Wednesday, December 27, 2006when all seems too much
So I was having one of those familiar "I'm-so-overwhemed-that-I-can't-understand-how-God-can-possibly-want-me-in-this-vocation" kind of days just last week. My husband had gotten off work and quickly left again to help a friend repair his roof damaged in the wind storms. So I didn't get the kind of reprieve that is typical of a well-rested, functioning household. The kids had major cabin fever... were getting into every kind of trouble imaginable. And that's fine enough, but my number 2 child was extraordinarily whiny that day and it was only intensifying my already aching head. Finally, in an act of desperation I sent him to bed early where he promptly wailed his displeasure with me. Then, my four year old was dilly-dallying around and I felt incredibly annoyed and I didn't want to take it out on him so I sent him into bed too... yelling. I was too proud and angry to go and say the nightly prayers with the boys and was simply trying to calm down and pray for patience and guidance and encouragement. I felt completely unequipped as a mother, and rock-bottom low in spirits.
Suddenly I get interrupted from my pity-party as I start to notice the noises coming from the kids' room. Leo is still whining and crying. But Xavier is taking the initiative to console him. He said in his four years of wisdom: "Leo you have to just calm down. Close your eyes and take a deep breath like this [he demonstrates]." Then if that didn't put some salve on my heart, he told his brother that they should say their prayers. So they recited the normal nightly prayers we do and then went into their own spontaneous reflections, praying for baby Dominic and "that we don't break Papa's glasses" etc. It went on for a few minutes until they just talked quietly with each other... big brother comforting little brother, until they fell asleep.

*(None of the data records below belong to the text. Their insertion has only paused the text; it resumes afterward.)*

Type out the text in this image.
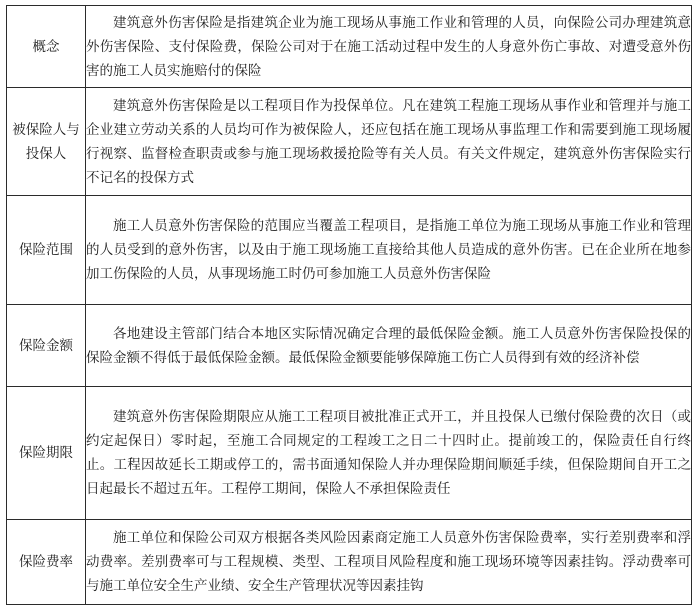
概念	建筑意外伤害保险是指建筑企业为施工现场从事施工作业和管理的人员，向保险公司办理建筑意外伤害保险、支付保险费，保险公司对于在施工活动过程中发生的人身意外伤亡事故、对遭受意外伤害的施工人员实施赔付的保险
被保险人与投保人	建筑意外伤害保险是以工程项目作为投保单位。凡在建筑工程施工现场从事作业和管理并与施工企业建立劳动关系的人员均可作为被保险人，还应包括在施工现场从事监理工作和需要到施工现场履行视察、监督检查职责或参与施工现场救援抢险等有关人员。有关文件规定，建筑意外伤害保险实行不记名的投保方式
保险范围	施工人员意外伤害保险的范围应当覆盖工程项目，是指施工单位为施工现场从事施工作业和管理的人员受到的意外伤害，以及由于施工现场施工直接给其他人员造成的意外伤害。已在企业所在地参加工伤保险的人员，从事现场施工时仍可参加施工人员意外伤害保险
保险金额	各地建设主管部门结合本地区实际情况确定合理的最低保险金额。施工人员意外伤害保险投保的保险金额不得低于最低保险金额。最低保险金额要能够保障施工伤亡人员得到有效的经济补偿
保险期限	建筑意外伤害保险期限应从施工工程项目被批准正式开工，并且投保人已缴付保险费的次日（或约定起保日）零时起，至施工合同规定的工程竣工之日二十四时止。提前竣工的，保险责任自行终止。工程因故延长工期或停工的，需书面通知保险人并办理保险期间顺延手续，但保险期间自开工之日起最长不超过五年。工程停工期间，保险人不承担保险责任
保险费率	施工单位和保险公司双方根据各类风险因素商定施工人员意外伤害保险费率，实行差别费率和浮动费率。差别费率可与工程规模、类型、工程项目风险程度和施工现场环境等因素挂钩。浮动费率可与施工单位安全生产业绩、安全生产管理状况等因素挂钩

I felt ashamed at my anger with them at this point. I realized what treasures I've been entrusted with. How deserving they are of my love! What a struggle it is to not be blinded by temporary overwhelming feelings or angst and frustration at motherhood. The big picture is what we need to always focus on. Because these little things are all too common and they undercut our ability to see our vocation as one that is beautiful, challenging and full of dignity. I hope mothers everywhere can zero in on this truth.